Tuesday, April 27, 2010

Brave New World


"Parzival's Quest is not one of perfection but rather to forming a right relationship to our imperfections." - Linda Sussman, from Speech of the Grail

Beginnings are out of our hands, poet John O'Donohue writes. They decide themselves, like our heartbeat and our breathing. It precedes us, creates us, and constantly takes us to new levels and places and people. There can be no growth unless we remain open and vulnerable to what is new and different. Martha Beck says, "everything is changing and that's ok" quite simply.

And the universe opens up to us concepts that seem to be coming from everywhere sometimes all at once. This is one I keep bumping into. In my books, in my 12 step meetings, online. Having the right relationship to my imperfections. All of my painting for years was about relationship. Carl Jung believed that spiritual growth was essentially tied to relationship. Joseph Campbell taught that where we stumble there will be our treasure.

The tale of the search for the Grail in Parzival and the amazing book by Sussman that I have studied over the winter, is a blueprint for the ages, particularly for we Westerners, whose task now in our age, is to discern what real truth is within ourselves. We cannot really rely on the church or the President for our truth. Our task, like the one we humans have been assigned from the beginning, is to grasp wisdom.

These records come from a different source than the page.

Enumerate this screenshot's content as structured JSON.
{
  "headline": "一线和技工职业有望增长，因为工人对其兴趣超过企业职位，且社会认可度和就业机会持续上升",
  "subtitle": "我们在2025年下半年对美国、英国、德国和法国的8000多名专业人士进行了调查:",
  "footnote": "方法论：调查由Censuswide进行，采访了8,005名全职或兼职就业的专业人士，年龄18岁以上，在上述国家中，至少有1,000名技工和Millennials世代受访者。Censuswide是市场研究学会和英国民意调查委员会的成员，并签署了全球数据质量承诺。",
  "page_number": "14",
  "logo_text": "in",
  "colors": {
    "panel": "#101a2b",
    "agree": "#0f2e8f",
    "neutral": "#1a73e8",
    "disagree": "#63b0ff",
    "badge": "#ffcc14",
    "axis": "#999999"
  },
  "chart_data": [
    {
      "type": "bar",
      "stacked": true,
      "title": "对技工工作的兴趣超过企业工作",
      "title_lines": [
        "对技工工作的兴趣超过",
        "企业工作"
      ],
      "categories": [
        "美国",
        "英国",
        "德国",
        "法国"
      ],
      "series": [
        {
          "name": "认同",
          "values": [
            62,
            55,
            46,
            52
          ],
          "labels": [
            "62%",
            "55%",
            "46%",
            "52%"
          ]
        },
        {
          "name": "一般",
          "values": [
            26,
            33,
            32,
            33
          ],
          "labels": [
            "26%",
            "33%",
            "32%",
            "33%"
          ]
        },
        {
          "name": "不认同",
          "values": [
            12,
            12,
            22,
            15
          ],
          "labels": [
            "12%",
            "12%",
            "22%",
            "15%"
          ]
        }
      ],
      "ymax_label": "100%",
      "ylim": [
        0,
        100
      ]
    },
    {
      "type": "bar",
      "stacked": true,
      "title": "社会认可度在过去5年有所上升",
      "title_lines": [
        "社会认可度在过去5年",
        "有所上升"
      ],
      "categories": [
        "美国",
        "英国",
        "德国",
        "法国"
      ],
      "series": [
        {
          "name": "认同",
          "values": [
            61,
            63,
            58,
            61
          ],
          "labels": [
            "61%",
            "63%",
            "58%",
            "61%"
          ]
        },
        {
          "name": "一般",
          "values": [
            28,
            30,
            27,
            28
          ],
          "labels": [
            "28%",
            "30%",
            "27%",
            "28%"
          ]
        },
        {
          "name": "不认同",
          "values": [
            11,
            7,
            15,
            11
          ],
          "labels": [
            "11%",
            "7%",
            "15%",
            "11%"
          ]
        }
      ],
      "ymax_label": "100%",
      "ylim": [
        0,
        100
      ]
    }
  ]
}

Here is to brave new beginnings.

Thursday, April 15, 2010

Duende


To log on to your own blog to find comfort is serendipidous and as crazy as it gets. Reading Mary Oliver's poem Love Sorrow was a soothing surprise.

For two days I have been experiencing waves of the deepest kind of oxygen sucking pain, deep in my chest where my breath starts. My world of photographs and music and letters and writing got lost this week, in a freak wipe out by the gods at Apple. I had no idea I would fall so hard and feel so powerfully shaken.

The power has visited me before: duende is the word that comes to mind. The Spanish say tener duende, having duende - the emotion associated with "irrationality and earthiness, one which includes a heightened awareness of death, and a dash of the diabolical".

According to Wikipedia:

"The duende is a demonic earth spirit who helps the artist see the limitations of intelligence, reminding him that "ants could eat him or that a great arsenic lobster could fall suddenly on his head"; who brings the artist face-to-face with death, and who helps him create and communicate memorable, spine-chilling art.

The duende is seen, according to Federico Garcia Lorca, as an alternative to style, to mere virtuosity, to God-given grace and charm (what Spaniards call "angel"), and to the classical, artistic norms dictated by the muse. Not that the artist simply surrenders to the duende; he or she has to battle it skillfully, "on the rim of the well", in "hand-to-hand combat".

In some strange way, writing this, re-writing what some good writer posted for me on Wikipedia, helps me see a little, feel a little, like this visitor will leave. And perhaps will leave me richer, stronger and maybe, just maybe, on the sunny side of death.